All of this is going to be done under a guise of creating jobs, providing opportunity to the Indian e-commerce ecosystem and so on. But these are grounds that can be contested. You could make the argument that it might be better to not have localisation because data centres consume a disproportionate amount of resources without actually providing a significant number of jobs, or that where companies set up data centres should be based on market forces, or that it is better to keep our local industry competitive rather than altering the playing field in their favour.
But to validate any of these arguments, we need a coherent problem statement, options of policy alternatives, and projected outcomes. None of which have been presented to the public during any stage of the process. We do not know the reasoning that guides this process, and the data which supports this.
The upcoming draft of the e-commerce policy also talks about providing the Government the right to ‘Commercially viable/useful’ information on the grounds of not just law enforcement, but also industry development. This is a troubling position to be in. Especially since this new E-commerce policy is going to have a wide mandate. Since E-commerce is such a broad term, this is going to apply from something as fundamental as advertising, to companies like Amazon and Netflix.

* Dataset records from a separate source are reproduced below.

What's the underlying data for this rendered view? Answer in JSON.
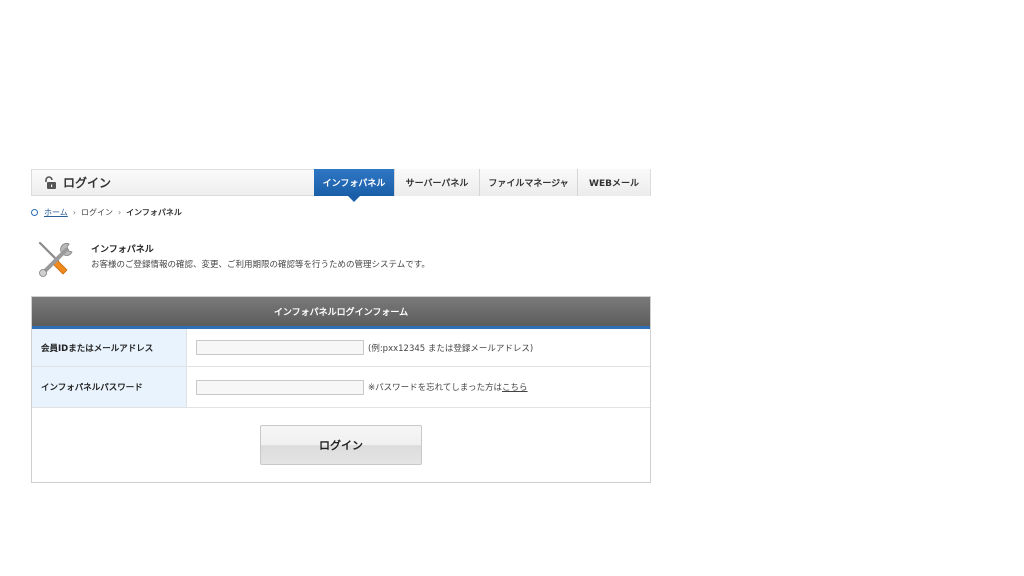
{
  "header": {
    "title": "ログイン",
    "tabs": [
      {
        "label": "インフォパネル",
        "active": true
      },
      {
        "label": "サーバーパネル",
        "active": false
      },
      {
        "label": "ファイルマネージャ",
        "active": false
      },
      {
        "label": "WEBメール",
        "active": false
      }
    ]
  },
  "breadcrumb": {
    "home": "ホーム",
    "login": "ログイン",
    "current": "インフォパネル",
    "separator": "›"
  },
  "info": {
    "name": "インフォパネル",
    "description": "お客様のご登録情報の確認、変更、ご利用期限の確認等を行うための管理システムです。",
    "icon": "wrench-screwdriver-icon"
  },
  "form": {
    "title": "インフォパネルログインフォーム",
    "member_id": {
      "label": "会員IDまたはメールアドレス",
      "value": "",
      "hint": "(例:pxx12345 または登録メールアドレス)"
    },
    "password": {
      "label": "インフォパネルパスワード",
      "value": "",
      "forgot_text": "※パスワードを忘れてしまった方は",
      "forgot_link": "こちら"
    },
    "submit_label": "ログイン"
  },
  "colors": {
    "accent": "#1a5ea8",
    "form_header": "#666666",
    "label_bg": "#e8f3fd"
  }
}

At the risk of using a poor analogy, when the stakes are this high, it is not a good idea to be driving without headlights. There is every chance that the draft e-commerce policy, and the final version, are going to treat data as national wealth. It is hard to tell whether this outlook exists because data is hard to control or whether we do not understand how to use it perfectly. In either case, the need of the hour is to have publicly available cost-benefit analysis to explain why each of these decisions are taken this way. The absence of which might lead to giving up our chance to reach Digital India in a timely manner.